The type of evolution demonstrated in Mostafavi’s research is purifying selection: The removal of harmful mutations from a population over time. It’s less flashy than selection in favor of beneficial traits, but it’s much more common. 

Another common form of not-so-flashy selection is stabilizing selection, where extremes remain rare, in favor of a tendency towards the middle ground. Birth weight and human height are standard examples of where stabilizing selection acts, he says. 

“Maybe we don’t always see stabilizing [and] purifying selection, maybe they’re not obvious… but we know for a fact that many human [traits] are somehow kept at some optimum,” indicating that both forms of natural selection remain ongoing.

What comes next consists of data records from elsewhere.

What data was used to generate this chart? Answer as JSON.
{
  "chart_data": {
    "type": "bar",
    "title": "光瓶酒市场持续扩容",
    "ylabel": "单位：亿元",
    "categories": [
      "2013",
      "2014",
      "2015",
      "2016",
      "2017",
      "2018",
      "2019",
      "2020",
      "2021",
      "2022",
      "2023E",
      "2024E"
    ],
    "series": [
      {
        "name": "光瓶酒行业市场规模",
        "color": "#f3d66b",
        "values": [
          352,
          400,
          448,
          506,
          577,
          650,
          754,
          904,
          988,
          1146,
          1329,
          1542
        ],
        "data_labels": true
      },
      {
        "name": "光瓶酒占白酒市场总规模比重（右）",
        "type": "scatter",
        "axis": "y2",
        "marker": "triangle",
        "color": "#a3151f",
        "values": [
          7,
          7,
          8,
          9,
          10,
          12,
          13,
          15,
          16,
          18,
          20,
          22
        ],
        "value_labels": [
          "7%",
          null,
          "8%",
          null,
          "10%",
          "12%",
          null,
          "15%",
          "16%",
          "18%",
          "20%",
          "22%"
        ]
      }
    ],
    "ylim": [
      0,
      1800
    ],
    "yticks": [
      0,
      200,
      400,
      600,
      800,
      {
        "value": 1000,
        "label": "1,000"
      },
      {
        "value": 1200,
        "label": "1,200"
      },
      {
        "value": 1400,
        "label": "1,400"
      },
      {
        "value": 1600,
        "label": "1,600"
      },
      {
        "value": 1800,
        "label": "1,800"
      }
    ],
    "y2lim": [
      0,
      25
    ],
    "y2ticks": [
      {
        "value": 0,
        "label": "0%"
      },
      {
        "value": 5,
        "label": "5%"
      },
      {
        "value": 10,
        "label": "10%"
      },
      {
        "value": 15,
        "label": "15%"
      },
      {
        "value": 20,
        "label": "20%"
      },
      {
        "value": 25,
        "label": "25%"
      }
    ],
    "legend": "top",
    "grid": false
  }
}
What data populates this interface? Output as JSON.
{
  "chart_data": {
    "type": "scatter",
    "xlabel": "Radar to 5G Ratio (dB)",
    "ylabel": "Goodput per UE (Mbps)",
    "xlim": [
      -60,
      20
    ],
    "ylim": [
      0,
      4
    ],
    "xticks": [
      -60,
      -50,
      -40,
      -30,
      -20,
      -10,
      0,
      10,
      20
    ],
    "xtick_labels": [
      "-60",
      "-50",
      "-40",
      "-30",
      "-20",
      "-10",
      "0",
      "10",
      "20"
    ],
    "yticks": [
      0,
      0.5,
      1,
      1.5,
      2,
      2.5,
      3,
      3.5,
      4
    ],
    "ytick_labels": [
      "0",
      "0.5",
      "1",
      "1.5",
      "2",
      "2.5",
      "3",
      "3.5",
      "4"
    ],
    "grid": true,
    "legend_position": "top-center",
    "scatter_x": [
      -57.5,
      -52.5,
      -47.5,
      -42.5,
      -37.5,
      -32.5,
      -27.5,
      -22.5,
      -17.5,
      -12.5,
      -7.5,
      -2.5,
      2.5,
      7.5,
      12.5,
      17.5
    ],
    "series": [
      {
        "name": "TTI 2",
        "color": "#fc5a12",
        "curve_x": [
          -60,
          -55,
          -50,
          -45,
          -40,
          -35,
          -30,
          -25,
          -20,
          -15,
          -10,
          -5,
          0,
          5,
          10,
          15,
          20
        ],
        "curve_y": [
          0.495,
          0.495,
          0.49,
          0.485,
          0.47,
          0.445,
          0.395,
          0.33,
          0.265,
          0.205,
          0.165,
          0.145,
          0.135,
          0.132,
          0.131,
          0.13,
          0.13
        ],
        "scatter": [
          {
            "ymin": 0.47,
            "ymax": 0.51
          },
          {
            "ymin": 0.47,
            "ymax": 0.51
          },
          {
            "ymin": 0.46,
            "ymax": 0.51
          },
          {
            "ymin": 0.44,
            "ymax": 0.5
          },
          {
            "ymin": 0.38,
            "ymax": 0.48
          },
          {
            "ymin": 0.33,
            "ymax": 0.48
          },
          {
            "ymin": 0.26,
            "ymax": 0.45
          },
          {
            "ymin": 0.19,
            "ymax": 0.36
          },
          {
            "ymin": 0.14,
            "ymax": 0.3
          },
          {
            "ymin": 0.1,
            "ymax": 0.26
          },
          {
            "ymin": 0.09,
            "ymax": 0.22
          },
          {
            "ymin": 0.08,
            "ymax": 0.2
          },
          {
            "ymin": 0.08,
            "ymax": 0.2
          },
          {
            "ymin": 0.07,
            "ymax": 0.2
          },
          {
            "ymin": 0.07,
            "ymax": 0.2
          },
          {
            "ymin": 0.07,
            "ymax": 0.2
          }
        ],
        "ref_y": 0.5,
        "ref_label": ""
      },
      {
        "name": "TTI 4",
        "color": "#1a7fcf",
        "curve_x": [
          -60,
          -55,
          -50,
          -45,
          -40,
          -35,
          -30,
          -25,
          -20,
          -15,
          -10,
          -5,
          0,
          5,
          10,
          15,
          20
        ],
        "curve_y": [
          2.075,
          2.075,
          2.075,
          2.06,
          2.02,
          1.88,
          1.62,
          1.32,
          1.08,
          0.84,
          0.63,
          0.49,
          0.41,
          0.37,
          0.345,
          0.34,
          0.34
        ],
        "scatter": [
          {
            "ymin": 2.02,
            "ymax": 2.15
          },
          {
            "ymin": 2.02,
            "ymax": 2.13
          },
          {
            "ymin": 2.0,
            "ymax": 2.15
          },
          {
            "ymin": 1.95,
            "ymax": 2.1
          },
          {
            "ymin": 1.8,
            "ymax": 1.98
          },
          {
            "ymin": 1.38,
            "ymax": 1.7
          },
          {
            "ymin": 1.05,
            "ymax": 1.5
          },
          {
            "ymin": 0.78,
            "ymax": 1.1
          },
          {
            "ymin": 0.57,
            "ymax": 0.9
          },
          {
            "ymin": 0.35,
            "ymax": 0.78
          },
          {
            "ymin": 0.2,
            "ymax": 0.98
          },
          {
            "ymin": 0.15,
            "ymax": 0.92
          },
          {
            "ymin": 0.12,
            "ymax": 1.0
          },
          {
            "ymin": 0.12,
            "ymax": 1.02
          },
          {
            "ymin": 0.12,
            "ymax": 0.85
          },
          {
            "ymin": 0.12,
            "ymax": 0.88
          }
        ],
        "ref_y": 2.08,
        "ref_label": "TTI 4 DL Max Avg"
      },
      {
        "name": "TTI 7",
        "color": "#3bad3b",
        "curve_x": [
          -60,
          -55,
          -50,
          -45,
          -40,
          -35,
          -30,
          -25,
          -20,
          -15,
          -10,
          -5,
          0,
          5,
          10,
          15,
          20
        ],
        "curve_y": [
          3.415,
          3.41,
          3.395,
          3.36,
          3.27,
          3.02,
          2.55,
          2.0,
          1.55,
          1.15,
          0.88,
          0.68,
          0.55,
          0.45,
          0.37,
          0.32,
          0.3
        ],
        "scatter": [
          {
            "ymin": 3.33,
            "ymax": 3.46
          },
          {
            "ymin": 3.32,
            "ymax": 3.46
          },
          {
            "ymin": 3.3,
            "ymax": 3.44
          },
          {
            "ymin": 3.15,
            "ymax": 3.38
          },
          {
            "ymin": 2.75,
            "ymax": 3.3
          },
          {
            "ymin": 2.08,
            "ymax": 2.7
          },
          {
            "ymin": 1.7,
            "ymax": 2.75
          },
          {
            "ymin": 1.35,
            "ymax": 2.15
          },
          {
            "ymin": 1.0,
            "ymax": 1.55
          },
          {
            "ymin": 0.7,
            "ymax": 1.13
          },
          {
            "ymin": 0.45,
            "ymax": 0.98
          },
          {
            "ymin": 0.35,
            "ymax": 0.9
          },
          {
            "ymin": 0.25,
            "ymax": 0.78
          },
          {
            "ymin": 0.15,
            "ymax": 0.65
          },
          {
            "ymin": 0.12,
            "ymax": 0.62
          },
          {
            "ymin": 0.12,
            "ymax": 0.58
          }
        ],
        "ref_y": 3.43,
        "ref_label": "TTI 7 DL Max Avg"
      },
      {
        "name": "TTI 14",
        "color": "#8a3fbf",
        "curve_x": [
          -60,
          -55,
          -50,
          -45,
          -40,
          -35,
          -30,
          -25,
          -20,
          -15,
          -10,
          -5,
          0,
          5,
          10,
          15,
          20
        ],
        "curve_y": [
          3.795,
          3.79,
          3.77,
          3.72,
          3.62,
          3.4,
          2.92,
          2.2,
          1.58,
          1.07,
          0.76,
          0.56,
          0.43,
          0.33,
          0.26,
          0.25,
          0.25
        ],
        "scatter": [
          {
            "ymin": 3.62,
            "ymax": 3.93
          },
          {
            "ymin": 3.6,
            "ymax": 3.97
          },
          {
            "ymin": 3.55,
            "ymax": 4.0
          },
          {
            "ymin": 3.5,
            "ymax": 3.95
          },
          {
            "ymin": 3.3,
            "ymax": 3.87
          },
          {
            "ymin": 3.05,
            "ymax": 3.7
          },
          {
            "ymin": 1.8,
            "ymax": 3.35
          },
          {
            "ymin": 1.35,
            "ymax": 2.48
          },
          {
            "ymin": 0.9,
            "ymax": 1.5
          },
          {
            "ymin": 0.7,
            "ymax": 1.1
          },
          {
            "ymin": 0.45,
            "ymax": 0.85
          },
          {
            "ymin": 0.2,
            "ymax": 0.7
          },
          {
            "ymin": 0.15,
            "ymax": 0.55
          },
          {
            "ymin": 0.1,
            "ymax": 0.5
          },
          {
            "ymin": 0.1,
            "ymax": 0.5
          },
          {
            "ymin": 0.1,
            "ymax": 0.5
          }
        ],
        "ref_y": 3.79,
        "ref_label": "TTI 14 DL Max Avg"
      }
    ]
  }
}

So what are we evolving into?

“Most people want to know, ‘are we directionally changing as a species into something else?’ That is: Is there a destination at the end of this?” says Hawks. The answer, at least on the timescale scientists can study it, is unclear. 

Evolution is a process, not an outcome, and it doesn’t always happen linearly. “Today’s environments are changing really fast in various ways. We don’t know for sure which changes will be sustained over time, so we don’t know what changes might add up to anything. [Many] changes might reverse and go the opposite direction just as quickly as they evolved in the last generation or two,” Hawk adds.

“I personally think that our genetics are going to continue to change, probably at an accelerated rate,” he says, “but I do not have a good basis for predicting how.”